Quote by gvjt
I understand how to calculate the capacitance of an isolated conductor, say a sphere, and I know that the associated formula involves the surface area of the conductor. Does all of this make the assumption that the surface in question is convex, or at least "nonconcave"?

Nope  you can make a capacitor out of any shaped materials  consider two biconcave lenses facing each other.
More specifically, what if the surface is extremely complex, like a fractal where the surface area might be extremely large,...

etc.
It will depend on the details of how the surface is arranged. You'll have to do the math.
Most complicated surfaces can be understood in terms of a network of regular capacitors.
Put another way, if I was to fashion an extremely convoluted surface, could I wind up with an extremely high capacitance for the volume the object is occupying?

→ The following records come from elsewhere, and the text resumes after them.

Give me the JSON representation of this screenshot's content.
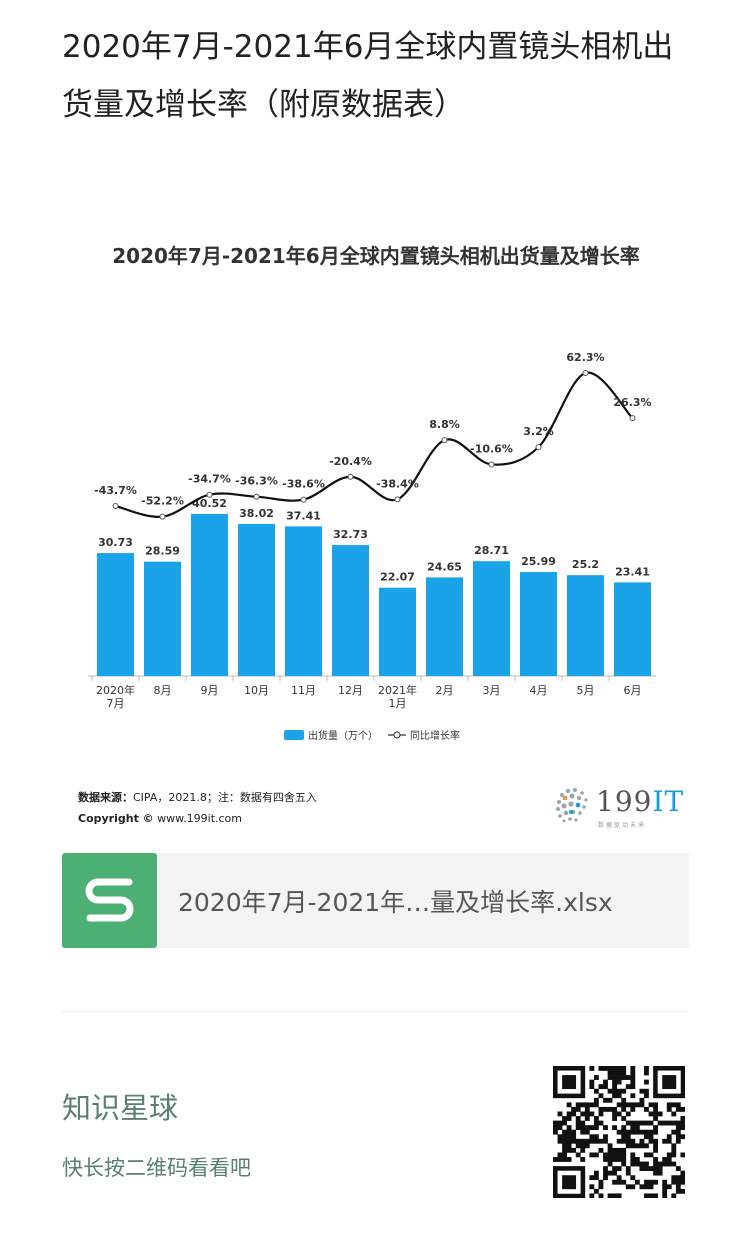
{
  "post": {
    "title": "2020年7月-2021年6月全球内置镜头相机出货量及增长率（附原数据表）"
  },
  "chart_card": {
    "source_label": "数据来源：",
    "source_text": "CIPA，2021.8；注：数据有四舍五入",
    "copyright_label": "Copyright ©",
    "copyright_text": " www.199it.com",
    "logo": {
      "name": "199IT",
      "number_part": "199",
      "it_part": "IT",
      "subtitle": "数据驱动未来",
      "icon": "dotted-sphere-logo"
    }
  },
  "chart_data": {
    "type": "bar",
    "title": "2020年7月-2021年6月全球内置镜头相机出货量及增长率",
    "categories": [
      "2020年\n7月",
      "8月",
      "9月",
      "10月",
      "11月",
      "12月",
      "2021年\n1月",
      "2月",
      "3月",
      "4月",
      "5月",
      "6月"
    ],
    "series": [
      {
        "name": "出货量（万个）",
        "type": "bar",
        "color": "#1aa3e8",
        "values": [
          30.73,
          28.59,
          40.52,
          38.02,
          37.41,
          32.73,
          22.07,
          24.65,
          28.71,
          25.99,
          25.2,
          23.41
        ],
        "labels": [
          "30.73",
          "28.59",
          "40.52",
          "38.02",
          "37.41",
          "32.73",
          "22.07",
          "24.65",
          "28.71",
          "25.99",
          "25.2",
          "23.41"
        ]
      },
      {
        "name": "同比增长率",
        "type": "line",
        "color": "#111111",
        "values": [
          -43.7,
          -52.2,
          -34.7,
          -36.3,
          -38.6,
          -20.4,
          -38.4,
          8.8,
          -10.6,
          3.2,
          62.3,
          26.3
        ],
        "labels": [
          "-43.7%",
          "-52.2%",
          "-34.7%",
          "-36.3%",
          "-38.6%",
          "-20.4%",
          "-38.4%",
          "8.8%",
          "-10.6%",
          "3.2%",
          "62.3%",
          "26.3%"
        ]
      }
    ],
    "legend_position": "bottom-center",
    "grid": false
  },
  "file": {
    "name": "2020年7月-2021年…量及增长率.xlsx",
    "icon": "spreadsheet-s-icon",
    "icon_color": "#4caf73"
  },
  "planet": {
    "name": "知识星球",
    "hint": "快长按二维码看看吧",
    "qr": "qr-code"
  }
}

Yes you can. The simplest example, I think, would be wrapping a regular parallel plate cap into a spiral.
Or perhaps here's a more concrete example: What if I fashioned an object consisting of hundreds of thin metal plates all connected electrically at their centers by a rod, but with an air gap between each.

A network of capacitors, in other words.
How do you have to join two capacitors together to increase the overall capacitance?
But I think you should be using, as your basic model of a capacitor, something involving
paired conductors ... one providing charge and the other receiving it. The concept of capacitance does not really make sense if there is only one conductor.